Amnesty’s months-long campaign to end “virginity tests” helped to highlight the larger issue of the marginalization of women in the new Egypt. After being at the forefront of the protests that helped drive President Hosni Mubarak from power, women saw their priority role being diminished. Even as many women activists were arrested and put before military courts in unfair trials, key national committees planning constitutional and legislative reforms were for men only.

But Egyptian women keep showing signs of political strength, and Amnesty International’s Agenda for Human Rights Change supports them through calls for women’s full political participation, implementation of legal reforms to protect women from domestic violence, and guarantees of women’s economic, social and cultural rights, particularly in employment, access to health care and education.

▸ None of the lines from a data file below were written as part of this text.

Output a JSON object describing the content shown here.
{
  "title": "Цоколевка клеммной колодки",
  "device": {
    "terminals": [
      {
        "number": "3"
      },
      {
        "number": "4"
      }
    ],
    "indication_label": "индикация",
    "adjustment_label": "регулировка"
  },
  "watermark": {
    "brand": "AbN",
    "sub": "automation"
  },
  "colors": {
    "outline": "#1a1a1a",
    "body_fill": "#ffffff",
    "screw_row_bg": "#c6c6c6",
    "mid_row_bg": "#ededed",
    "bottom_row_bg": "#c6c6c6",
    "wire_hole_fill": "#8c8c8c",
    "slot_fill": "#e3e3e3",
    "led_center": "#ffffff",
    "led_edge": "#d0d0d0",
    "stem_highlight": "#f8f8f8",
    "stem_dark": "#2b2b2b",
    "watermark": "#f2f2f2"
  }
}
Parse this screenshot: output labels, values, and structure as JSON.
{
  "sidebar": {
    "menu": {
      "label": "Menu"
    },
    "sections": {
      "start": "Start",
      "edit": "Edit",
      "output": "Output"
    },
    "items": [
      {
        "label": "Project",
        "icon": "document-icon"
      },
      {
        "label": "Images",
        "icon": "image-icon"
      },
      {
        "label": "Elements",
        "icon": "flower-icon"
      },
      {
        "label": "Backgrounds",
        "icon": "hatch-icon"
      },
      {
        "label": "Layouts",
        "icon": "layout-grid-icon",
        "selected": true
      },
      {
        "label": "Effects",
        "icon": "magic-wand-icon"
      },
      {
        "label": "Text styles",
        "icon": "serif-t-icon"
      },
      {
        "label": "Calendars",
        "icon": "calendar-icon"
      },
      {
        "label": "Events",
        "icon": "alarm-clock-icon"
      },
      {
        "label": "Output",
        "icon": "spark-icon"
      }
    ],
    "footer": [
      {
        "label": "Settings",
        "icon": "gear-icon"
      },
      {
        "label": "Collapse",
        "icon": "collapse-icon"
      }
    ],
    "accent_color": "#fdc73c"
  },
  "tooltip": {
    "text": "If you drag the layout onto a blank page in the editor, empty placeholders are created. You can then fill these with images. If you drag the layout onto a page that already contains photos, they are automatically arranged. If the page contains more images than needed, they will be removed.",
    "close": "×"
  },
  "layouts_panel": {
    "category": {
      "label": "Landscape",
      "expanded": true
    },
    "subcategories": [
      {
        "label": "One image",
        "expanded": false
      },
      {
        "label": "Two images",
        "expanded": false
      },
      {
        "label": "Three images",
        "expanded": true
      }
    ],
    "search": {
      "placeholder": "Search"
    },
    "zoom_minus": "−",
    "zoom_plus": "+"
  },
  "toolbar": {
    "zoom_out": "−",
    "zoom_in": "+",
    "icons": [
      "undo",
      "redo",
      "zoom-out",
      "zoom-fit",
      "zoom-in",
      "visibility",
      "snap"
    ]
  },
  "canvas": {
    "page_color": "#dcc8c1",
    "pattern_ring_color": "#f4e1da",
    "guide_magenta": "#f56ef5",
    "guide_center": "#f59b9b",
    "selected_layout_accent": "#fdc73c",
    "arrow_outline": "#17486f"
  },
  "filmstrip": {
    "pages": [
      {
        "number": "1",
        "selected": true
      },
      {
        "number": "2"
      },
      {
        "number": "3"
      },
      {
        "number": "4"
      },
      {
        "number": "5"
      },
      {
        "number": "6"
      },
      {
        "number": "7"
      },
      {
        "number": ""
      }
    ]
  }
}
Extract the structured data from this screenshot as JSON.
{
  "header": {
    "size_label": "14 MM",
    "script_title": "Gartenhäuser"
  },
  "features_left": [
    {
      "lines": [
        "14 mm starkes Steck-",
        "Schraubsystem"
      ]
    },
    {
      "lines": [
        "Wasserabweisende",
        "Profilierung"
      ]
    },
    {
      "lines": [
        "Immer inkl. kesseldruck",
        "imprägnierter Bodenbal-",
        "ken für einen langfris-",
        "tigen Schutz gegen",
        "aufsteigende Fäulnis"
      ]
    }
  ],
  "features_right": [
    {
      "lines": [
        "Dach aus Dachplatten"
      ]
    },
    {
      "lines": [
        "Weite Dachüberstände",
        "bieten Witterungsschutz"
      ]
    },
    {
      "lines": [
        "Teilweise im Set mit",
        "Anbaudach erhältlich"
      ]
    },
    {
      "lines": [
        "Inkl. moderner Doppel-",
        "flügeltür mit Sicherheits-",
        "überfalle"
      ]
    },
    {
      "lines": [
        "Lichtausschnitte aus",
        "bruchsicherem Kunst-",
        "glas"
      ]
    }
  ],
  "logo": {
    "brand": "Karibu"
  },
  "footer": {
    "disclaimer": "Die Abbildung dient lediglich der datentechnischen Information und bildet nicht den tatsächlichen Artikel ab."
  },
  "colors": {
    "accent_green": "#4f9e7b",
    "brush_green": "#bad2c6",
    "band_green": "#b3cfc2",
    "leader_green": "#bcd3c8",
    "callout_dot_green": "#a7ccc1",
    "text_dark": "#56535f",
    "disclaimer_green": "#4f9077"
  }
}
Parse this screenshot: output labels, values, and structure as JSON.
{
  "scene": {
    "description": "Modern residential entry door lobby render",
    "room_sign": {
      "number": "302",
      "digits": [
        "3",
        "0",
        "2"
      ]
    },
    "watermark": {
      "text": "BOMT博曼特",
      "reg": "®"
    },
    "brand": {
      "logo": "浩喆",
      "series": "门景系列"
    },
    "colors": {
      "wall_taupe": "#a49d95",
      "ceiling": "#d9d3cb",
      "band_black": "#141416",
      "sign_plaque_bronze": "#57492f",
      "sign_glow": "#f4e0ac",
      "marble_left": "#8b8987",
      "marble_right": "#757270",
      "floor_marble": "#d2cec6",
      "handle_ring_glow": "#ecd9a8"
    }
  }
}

In addition, the “virginity tests” campaign highlighted the need for Egypt to come to terms with the human rights violations of the past, including those done in the aftermath of the Jan. 25 uprising, and paying reparations to families and individuals harmed by these abuses.

On Tuesday, Al Jazeera reported tear gas was fired in Tahrir Square during a confrontation between security forces and families demanding justice for past abuses.

During his meeting with the Major General, Shetty raised a number of human rights concerns, including one important one that has been neglected in the aftermath of the Egypt uprising: The abuse of Egypt’s slum dwellers, particularly those in several notorious Cairo districts.

Shetty visited these slums and met with people living there, who face harassment and torture from police and whose lives are often at risk because of unsafe living conditions. After meeting with the families Shetty summed it up:

“Although Egypt may be in a transitional period, that cannot reduce the urgency of addressing the needs of those struggling to live in dignity or provide for their families.”